Shin Joom-hee, directrice artistique de Burning, prix Vulcain 2018

Acclamé par le public cannois, plébiscité par la critique, Burning, du réalisateur Lee Chang-dong, est l’un des grands absents du 71e palmarès du Festival de Cannes.

Pour Alain Besse, Isabelle Gibbal-Hardy, Vincent Lowy, Aline Rolland, Louise Van de Ginste, et moi à leurs côtés pour attribuer le prix Vulcain de l’artiste-technicien, c’eût été le candidat idéal au plus prestigieux des prix. Tout comme pour Pierre-William Glenn, qui sait nous réunir pour travailler à l’avenir du cinéma et de ceux qui le font.

Le jury était souverain et le cru 2018 de grande qualité, couronnant à travers Hirokazu Kore-eda la puissance créative du cinéma asiatique. Ne boudons pas notre plaisir : la Palme d’or aura su emporter notre adhésion.

LE PRIX VULCAIN 2018

Notre choix était donc autre. En honorant Burning et la subtile direction artistique de Shin Joom-hee, le prix Vulcain rend néanmoins justice à cette heureuse fécondité. Le jury aurait aussi bien pu récompenser la photographie de Hong Kyung-pyo qui s’approprie avec brio les nuances et le clair-obscur. Et nous offre une scène d’une grâce bouleversante lorsque Haemi danse à contre-jour, au crépuscule littéral de son innocence.

Exaltant l’imagination, le film explore les sentiments amoureux et passionnels, se fait l’écho de dérèglements, entre jalousie et rivalité. Et la manière dont Lee Chang-dong et Shin Joom-hee caractérisent leurs personnages, dans leur environnement, le tréfonds de leur âme, est remarquable.
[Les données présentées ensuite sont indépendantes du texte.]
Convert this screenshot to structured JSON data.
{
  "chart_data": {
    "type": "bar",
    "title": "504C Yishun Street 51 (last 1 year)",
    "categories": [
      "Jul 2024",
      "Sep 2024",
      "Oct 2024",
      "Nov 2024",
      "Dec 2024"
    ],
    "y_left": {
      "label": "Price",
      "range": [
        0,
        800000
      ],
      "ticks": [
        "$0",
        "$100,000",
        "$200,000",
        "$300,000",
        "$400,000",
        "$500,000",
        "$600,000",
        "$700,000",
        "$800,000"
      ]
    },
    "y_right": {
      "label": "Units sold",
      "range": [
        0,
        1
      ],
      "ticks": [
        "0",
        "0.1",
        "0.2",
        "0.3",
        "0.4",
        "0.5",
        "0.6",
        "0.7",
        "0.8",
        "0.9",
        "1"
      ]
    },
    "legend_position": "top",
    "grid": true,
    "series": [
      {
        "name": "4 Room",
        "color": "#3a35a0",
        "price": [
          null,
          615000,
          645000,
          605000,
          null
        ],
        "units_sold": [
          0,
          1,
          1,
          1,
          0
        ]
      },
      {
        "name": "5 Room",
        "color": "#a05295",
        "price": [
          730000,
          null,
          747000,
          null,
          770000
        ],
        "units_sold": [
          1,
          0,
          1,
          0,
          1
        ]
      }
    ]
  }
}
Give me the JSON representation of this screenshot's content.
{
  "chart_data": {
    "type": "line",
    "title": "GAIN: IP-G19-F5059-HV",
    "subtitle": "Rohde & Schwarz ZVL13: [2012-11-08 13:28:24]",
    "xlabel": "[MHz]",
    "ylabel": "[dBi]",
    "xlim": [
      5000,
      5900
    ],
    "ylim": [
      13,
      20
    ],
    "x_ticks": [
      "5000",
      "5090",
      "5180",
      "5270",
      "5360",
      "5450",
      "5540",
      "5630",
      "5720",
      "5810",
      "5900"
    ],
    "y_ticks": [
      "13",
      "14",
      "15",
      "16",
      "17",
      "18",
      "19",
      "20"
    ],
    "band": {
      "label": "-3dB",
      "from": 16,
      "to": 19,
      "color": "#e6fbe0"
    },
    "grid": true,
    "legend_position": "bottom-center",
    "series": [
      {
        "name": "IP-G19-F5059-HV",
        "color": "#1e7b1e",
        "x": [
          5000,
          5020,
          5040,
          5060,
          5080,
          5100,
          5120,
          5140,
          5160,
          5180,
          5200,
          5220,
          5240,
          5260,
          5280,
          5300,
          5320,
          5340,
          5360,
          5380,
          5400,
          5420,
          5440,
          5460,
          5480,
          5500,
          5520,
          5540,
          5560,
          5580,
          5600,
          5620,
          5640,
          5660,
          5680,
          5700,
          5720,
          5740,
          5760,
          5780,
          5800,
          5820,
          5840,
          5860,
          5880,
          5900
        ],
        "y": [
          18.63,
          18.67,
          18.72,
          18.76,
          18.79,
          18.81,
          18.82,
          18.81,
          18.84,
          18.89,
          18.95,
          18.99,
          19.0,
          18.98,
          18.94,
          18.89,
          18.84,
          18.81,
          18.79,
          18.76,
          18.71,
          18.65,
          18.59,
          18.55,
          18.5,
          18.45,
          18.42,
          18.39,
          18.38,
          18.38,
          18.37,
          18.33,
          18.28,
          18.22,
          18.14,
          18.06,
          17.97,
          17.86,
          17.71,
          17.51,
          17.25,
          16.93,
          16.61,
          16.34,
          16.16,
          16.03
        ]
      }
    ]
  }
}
Une Affaire de famille de Kore-eda, où la douleur et l’amertume se mêlent inlassablement à l’amour et à un profond humanisme, partage de nombreuses similitudes avec Burning. En premier lieu, ce réalisme magique, cette temporalité contemplative où le quotidien devient merveilleux, dans la banalité d’un geste, d’un échange… Également cet art de l’ellipse qui en dit beaucoup des attentes meurtries, d’une mélancolie où sourd le désespoir.

Burning est un théâtre de l’illusion, où l’absence devient métaphore. Celle d’une société traversée par le doute et la solitude, maux actuels de la Corée du Sud, une société déshumanisée et individualiste, minée par un rapport existentiel au travail et une stratification sociale toujours aussi prégnante.

Car derrière le mystère et l’implicite pointe le substrat politique, une critique du capitalisme, où la représentation des classes sociales est pervertie. En atteste l’obligeance contrefaite de Ben, le nanti qui semble se jouer de Jongsu et Haemi.

Burning est inspiré des Granges brûlées, une nouvelle d’Haruki Murakami, si caractéristique d’une œuvre littéraire qui oscille entre réalité et onirisme, esquisse le malaise sous la normalité, explore ces fameux « seconds sous-sols » de l’âme. Lee Chang-dong s’en est attribué la potentialité cinématographique pour nous livrer une œuvre lumineuse et labyrinthique. Comme une invitation laissée au spectateur, celle de cheminer au gré des béances de la narration, d’un hors-champ qui, subtilement, insidieusement, vient nous hanter. Et pour longtemps.

Hanté par le cinéma… Étrange sentiment qui est aussi, avouons-le, un privilège. Car au-delà des projections, du travail complexe d’analyse et des discussions animées qui mobilisent le jury dans son expression plurielle, le prix Vulcain est une expérience, une clé de lecture passionnante de la grammaire cinématographique. Grâce soit rendue à Moïra Tulloch d’avoir su nous accompagner avec sa bienveillance coutumière, nous offrant le confort d’un temps suspendu durant cette quinzaine frénétique, pour mieux exercer notre responsabilité.

Par Patrick Bézier, Directeur général d’AUDIENS.